Inevitabilmente, c’è un’indagine da aprire. Verificare la veridicità della storia della donna, già madre, è ovviamente fondamentale, soprattutto per tentare di rintracciare i tre aggressori. Tuttavia, non bisogna commettere l’errore di associare – forzatamente – la mancata denuncia alla mancata violenza. Perché è questo che in tanti, nelle ultime ore, stanno facendo: chiedersi se la storia sia reale. Pare, infatti, che la lucidità del racconto di Camilla abbia spiazzato taluni lettori, scettici soprattutto in assenza di un documento ufficiale che ne attesti, sin dal primo istante, l’affidabilità. Ma è davvero un referto medico a fare la differenza? O è una denuncia alle autorità l’unica prova di un violento atto sessuale? Sia chiaro, in questa sede non ci sono più risposte o meno domande, tantomeno giudizi. C’è solo un tentativo di comprensione, misto a un sentimento frustrante che accompagna, spesso, le donne, statisticamente vittime preferite di chi vuole abusare fisicamente di un altro.
Una donna che parla è malata di protagonismo. Una donna che rompe il silenzio denigra una città. Una donna che scrive su Fb non è degna di stima. Se il racconto è troppo “romanzato” allora è falso. Io so solo che la mia vita era stupenda e che adesso non so più chi sono. È come essere stuprata due volte.
È difficile da spiegare, soprattutto in una società giudice come la nostra, mai realmente evoluta, quanto sia arduo confessare di aver subito una violenza. Tacere, il più delle volte, è la soluzione prediletta – ma assolutamente non più semplice – che la maggior parte delle persone sceglie. Rifugiarsi nel proprio segreto “aiuta” a non confrontarsi con un mondo sempre pronto a difendere il carnefice e mai la vittima, soprattutto se del gentil sesso che, ovviamente, se l’è andata a cercare, secondo una perversa logica per la quale non è chi attacca il colpevole, ma chi viene attaccato il provocatore.
Camilla Zeta, invece, non ha saputo zittirsi. Che la sua storia sia vera o meno – e chi di dovere dovrà accertarsene – ha sicuramente aperto a una strada nuova che può dare coraggio a coloro a cui la forza di parlare, facendosene una condanna, manca.
Un sottobosco di dolore, di paura, di silenzio. Molte mi hanno rivelato di non aver mai detto a nessuno quello che era successo, per paura, per vergogna, per timore di non essere credute o per il terrore di essere messe alla gogna.

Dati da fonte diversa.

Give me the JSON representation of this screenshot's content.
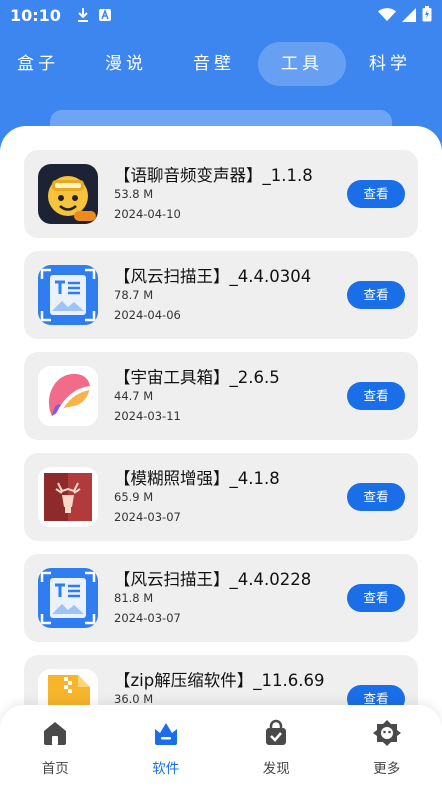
{
  "status_bar": {
    "time": "10:10"
  },
  "tabs": [
    {
      "label": "盒子",
      "active": false
    },
    {
      "label": "漫说",
      "active": false
    },
    {
      "label": "音壁",
      "active": false
    },
    {
      "label": "工具",
      "active": true
    },
    {
      "label": "科学",
      "active": false
    }
  ],
  "apps": [
    {
      "name": "【语聊音频变声器】_1.1.8",
      "size": "53.8 M",
      "date": "2024-04-10",
      "button": "查看",
      "icon": "voice-changer-icon"
    },
    {
      "name": "【风云扫描王】_4.4.0304",
      "size": "78.7 M",
      "date": "2024-04-06",
      "button": "查看",
      "icon": "scanner-icon"
    },
    {
      "name": "【宇宙工具箱】_2.6.5",
      "size": "44.7 M",
      "date": "2024-03-11",
      "button": "查看",
      "icon": "toolbox-icon"
    },
    {
      "name": "【模糊照增强】_4.1.8",
      "size": "65.9 M",
      "date": "2024-03-07",
      "button": "查看",
      "icon": "photo-enhance-icon"
    },
    {
      "name": "【风云扫描王】_4.4.0228",
      "size": "81.8 M",
      "date": "2024-03-07",
      "button": "查看",
      "icon": "scanner-icon"
    },
    {
      "name": "【zip解压缩软件】_11.6.69",
      "size": "36.0 M",
      "date": "",
      "button": "查看",
      "icon": "zip-icon"
    }
  ],
  "bottom_nav": [
    {
      "label": "首页",
      "icon": "home-icon",
      "active": false
    },
    {
      "label": "软件",
      "icon": "software-icon",
      "active": true
    },
    {
      "label": "发现",
      "icon": "discover-icon",
      "active": false
    },
    {
      "label": "更多",
      "icon": "more-icon",
      "active": false
    }
  ],
  "colors": {
    "header_blue": "#3d86f0",
    "accent": "#1a6fe8",
    "card_bg": "#efefef"
  }
}
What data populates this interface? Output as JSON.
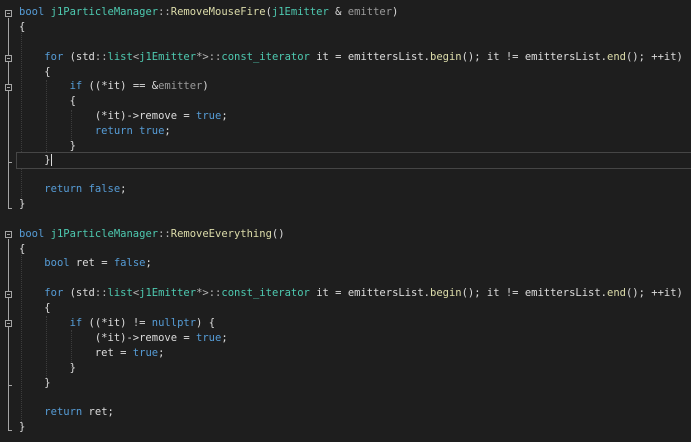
{
  "lines": {
    "l1": [
      "bool",
      " ",
      "j1ParticleManager",
      "::",
      "RemoveMouseFire",
      "(",
      "j1Emitter",
      " & ",
      "emitter",
      ")"
    ],
    "l2": [
      "{"
    ],
    "l3": [],
    "l4": [
      "    ",
      "for",
      " (std",
      "::",
      "list",
      "<",
      "j1Emitter",
      "*>",
      "::",
      "const_iterator",
      " it = emittersList.",
      "begin",
      "(); it != emittersList.",
      "end",
      "(); ++it)"
    ],
    "l5": [
      "    ",
      "{"
    ],
    "l6": [
      "        ",
      "if",
      " ((",
      "*it",
      ") == &",
      "emitter",
      ")"
    ],
    "l7": [
      "        ",
      "{"
    ],
    "l8": [
      "            ",
      "(*it)->remove = ",
      "true",
      ";"
    ],
    "l9": [
      "            ",
      "return",
      " ",
      "true",
      ";"
    ],
    "l10": [
      "        ",
      "}"
    ],
    "l11": [
      "    ",
      "}"
    ],
    "l12": [],
    "l13": [
      "    ",
      "return",
      " ",
      "false",
      ";"
    ],
    "l14": [
      "}"
    ],
    "l15": [],
    "l16": [
      "bool",
      " ",
      "j1ParticleManager",
      "::",
      "RemoveEverything",
      "()"
    ],
    "l17": [
      "{"
    ],
    "l18": [
      "    ",
      "bool",
      " ret = ",
      "false",
      ";"
    ],
    "l19": [],
    "l20": [
      "    ",
      "for",
      " (std",
      "::",
      "list",
      "<",
      "j1Emitter",
      "*>",
      "::",
      "const_iterator",
      " it = emittersList.",
      "begin",
      "(); it != emittersList.",
      "end",
      "(); ++it)"
    ],
    "l21": [
      "    ",
      "{"
    ],
    "l22": [
      "        ",
      "if",
      " ((",
      "*it",
      ") != ",
      "nullptr",
      ") {"
    ],
    "l23": [
      "            ",
      "(*it)->remove = ",
      "true",
      ";"
    ],
    "l24": [
      "            ",
      "ret = ",
      "true",
      ";"
    ],
    "l25": [
      "        ",
      "}"
    ],
    "l26": [
      "    ",
      "}"
    ],
    "l27": [],
    "l28": [
      "    ",
      "return",
      " ret;"
    ],
    "l29": [
      "}"
    ]
  }
}
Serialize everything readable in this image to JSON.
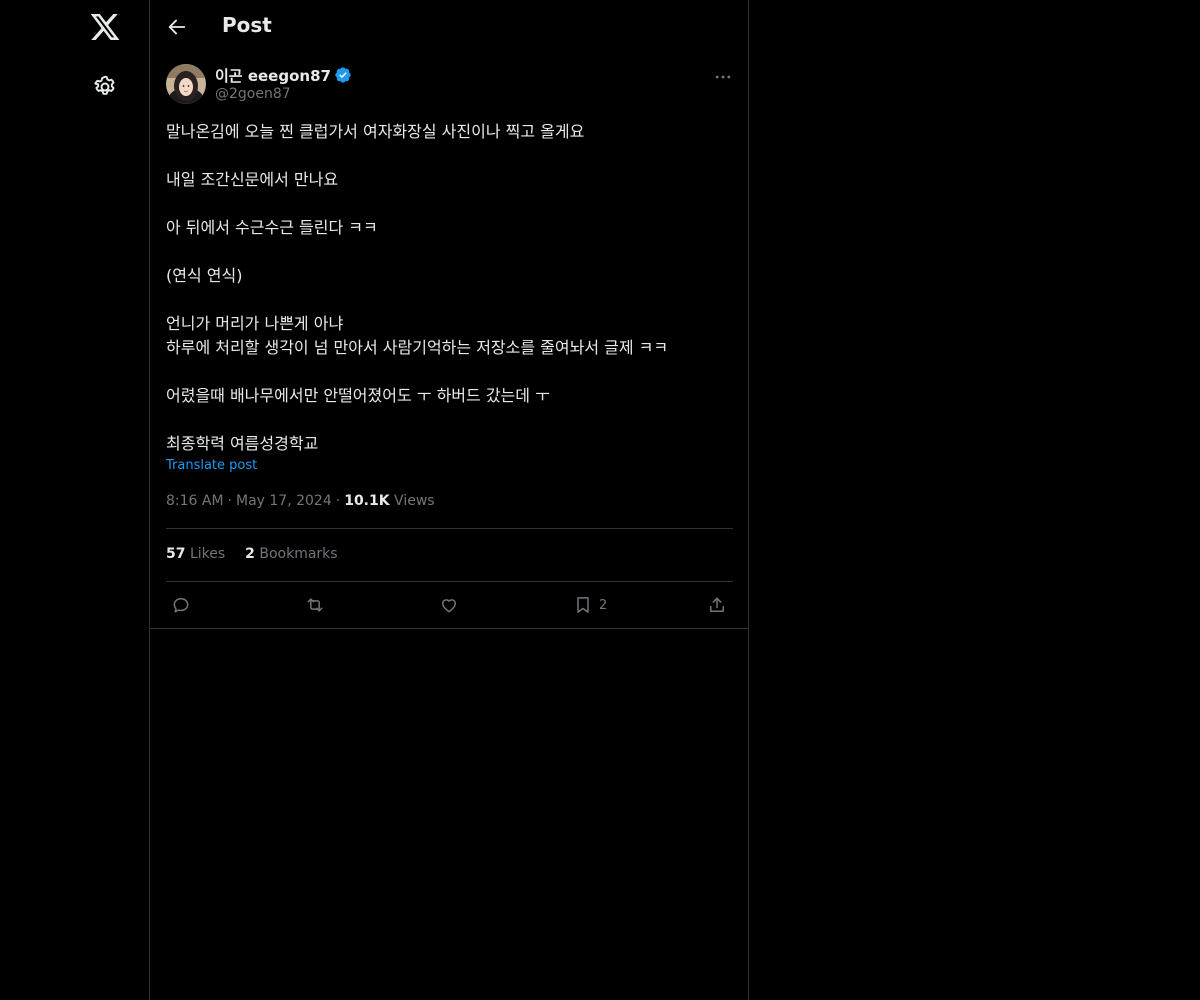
{
  "header": {
    "title": "Post"
  },
  "post": {
    "author_name": "이곤 eeegon87",
    "author_handle": "@2goen87",
    "verified": true,
    "body_paragraphs": [
      [
        "말나온김에 오늘 찐 클럽가서 여자화장실 사진이나 찍고 올게요"
      ],
      [
        "내일 조간신문에서 만나요"
      ],
      [
        "아 뒤에서 수근수근 들린다 ㅋㅋ"
      ],
      [
        "(연식 연식)"
      ],
      [
        "언니가 머리가 나쁜게 아냐",
        "하루에 처리할 생각이 넘 만아서 사람기억하는 저장소를 줄여놔서 글제 ㅋㅋ"
      ],
      [
        "어렸을때 배나무에서만 안떨어졌어도 ㅜ 하버드 갔는데 ㅜ"
      ],
      [
        "최종학력 여름성경학교"
      ]
    ],
    "translate_label": "Translate post",
    "time": "8:16 AM",
    "date": "May 17, 2024",
    "views_count": "10.1K",
    "views_label": "Views",
    "likes_count": "57",
    "likes_label": "Likes",
    "bookmarks_count": "2",
    "bookmarks_label": "Bookmarks",
    "action_bookmark_count": "2"
  },
  "colors": {
    "background": "#000000",
    "text": "#e7e9ea",
    "muted": "#71767b",
    "accent": "#1d9bf0",
    "border": "#2f3336"
  },
  "icons": {
    "logo": "x-logo-icon",
    "settings": "gear-icon",
    "back": "arrow-left-icon",
    "more": "more-horizontal-icon",
    "reply": "reply-icon",
    "repost": "repost-icon",
    "like": "heart-icon",
    "bookmark": "bookmark-icon",
    "share": "share-icon"
  }
}
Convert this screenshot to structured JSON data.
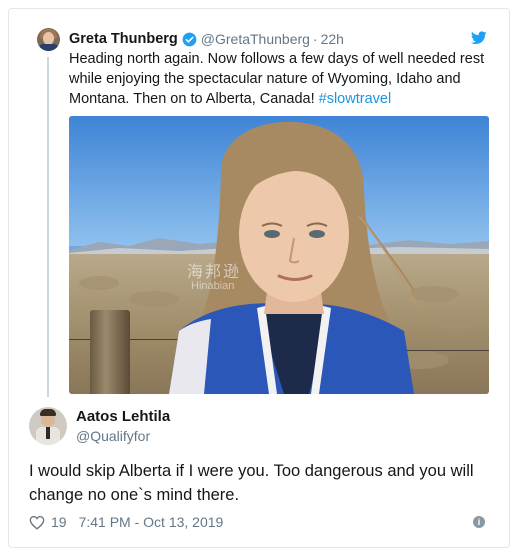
{
  "quoted_tweet": {
    "author_name": "Greta Thunberg",
    "author_handle": "@GretaThunberg",
    "separator": "·",
    "time_ago": "22h",
    "text_before_hashtag": "Heading north again. Now follows a few days of well needed rest while enjoying the spectacular nature of Wyoming, Idaho and Montana. Then on to Alberta, Canada! ",
    "hashtag": "#slowtravel",
    "verified": true,
    "photo_watermark": "海邦逊",
    "photo_watermark_sub": "Hinabian"
  },
  "reply_tweet": {
    "author_name": "Aatos Lehtila",
    "author_handle": "@Qualifyfor",
    "text": "I would skip Alberta if I were you.  Too dangerous and you will change no one`s mind there.",
    "like_count": "19",
    "timestamp": "7:41 PM - Oct 13, 2019"
  },
  "icons": {
    "brand": "twitter-bird-icon",
    "verified": "verified-badge-icon",
    "like": "heart-icon",
    "info": "info-icon"
  },
  "colors": {
    "brand_blue": "#1da1f2",
    "hashtag_blue": "#1b95e0",
    "secondary_text": "#657786",
    "thread_line": "#ccd6dd"
  }
}
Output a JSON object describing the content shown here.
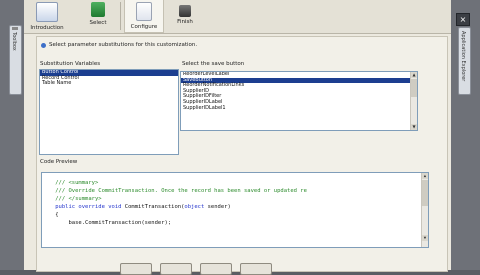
{
  "left_tab": {
    "label": "Toolbox"
  },
  "right_tab": {
    "label": "Application Explorer"
  },
  "toolbar": {
    "steps": [
      {
        "label": "Introduction"
      },
      {
        "label": "Select"
      },
      {
        "label": "Configure"
      },
      {
        "label": "Finish"
      }
    ]
  },
  "window": {
    "close_glyph": "×"
  },
  "panel": {
    "instruction": "Select parameter substitutions for this customization.",
    "substitution_label": "Substitution Variables",
    "substitution_items": [
      "Button Control",
      "Record Control",
      "Table Name"
    ],
    "substitution_selected": 0,
    "save_label": "Select the save button",
    "save_items": [
      "ReorderLevelLabel",
      "SaveButton",
      "ReorderNotificationLinks",
      "SupplierID",
      "SupplierIDFilter",
      "SupplierIDLabel",
      "SupplierIDLabel1"
    ],
    "save_selected": 1,
    "code_label": "Code Preview",
    "code_lines": [
      {
        "segments": [
          {
            "t": "    /// <summary>",
            "c": "comment"
          }
        ]
      },
      {
        "segments": [
          {
            "t": "    /// Override CommitTransaction. Once the record has been saved or updated re",
            "c": "comment"
          }
        ]
      },
      {
        "segments": [
          {
            "t": "    /// </summary>",
            "c": "comment"
          }
        ]
      },
      {
        "segments": [
          {
            "t": "    public override void ",
            "c": "kw"
          },
          {
            "t": "CommitTransaction(",
            "c": "plain"
          },
          {
            "t": "object",
            "c": "kw"
          },
          {
            "t": " sender)",
            "c": "plain"
          }
        ]
      },
      {
        "segments": [
          {
            "t": "    {",
            "c": "plain"
          }
        ]
      },
      {
        "segments": [
          {
            "t": "        base.CommitTransaction(sender);",
            "c": "plain"
          }
        ]
      }
    ]
  },
  "colors": {
    "accent": "#1c3e90",
    "comment": "#2a8a2a",
    "keyword": "#2233cc"
  },
  "icons": [
    "introduction-icon",
    "select-icon",
    "configure-icon",
    "finish-icon",
    "info-icon",
    "close-icon"
  ]
}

Di certo, non sarà un social network a restituire quanto una violenza ha strappato via. Di certo, affidarsi alle autorità e a chiunque abbia le competenze giuste per un sostegno psicologico è assolutamente necessario, ma è anche la parte più difficile. E Camilla la sta affrontando, oggi anche con una denuncia ufficiale. Forse, per la protagonista degli ultimi giorni e per tutte le altre, scrivere, anziché sentire la propria voce buttare fuori l’improvviso capovolgimento di un’esistenza più o meno regolare, è l’unica possibilità di salvezza, è lasciare che la porta non si chiuda, è non restare sole in una stanza senza finestre. Forse, non è vero che Camilla non abbia una volto. In fondo, somiglia a quello di ognuno di noi.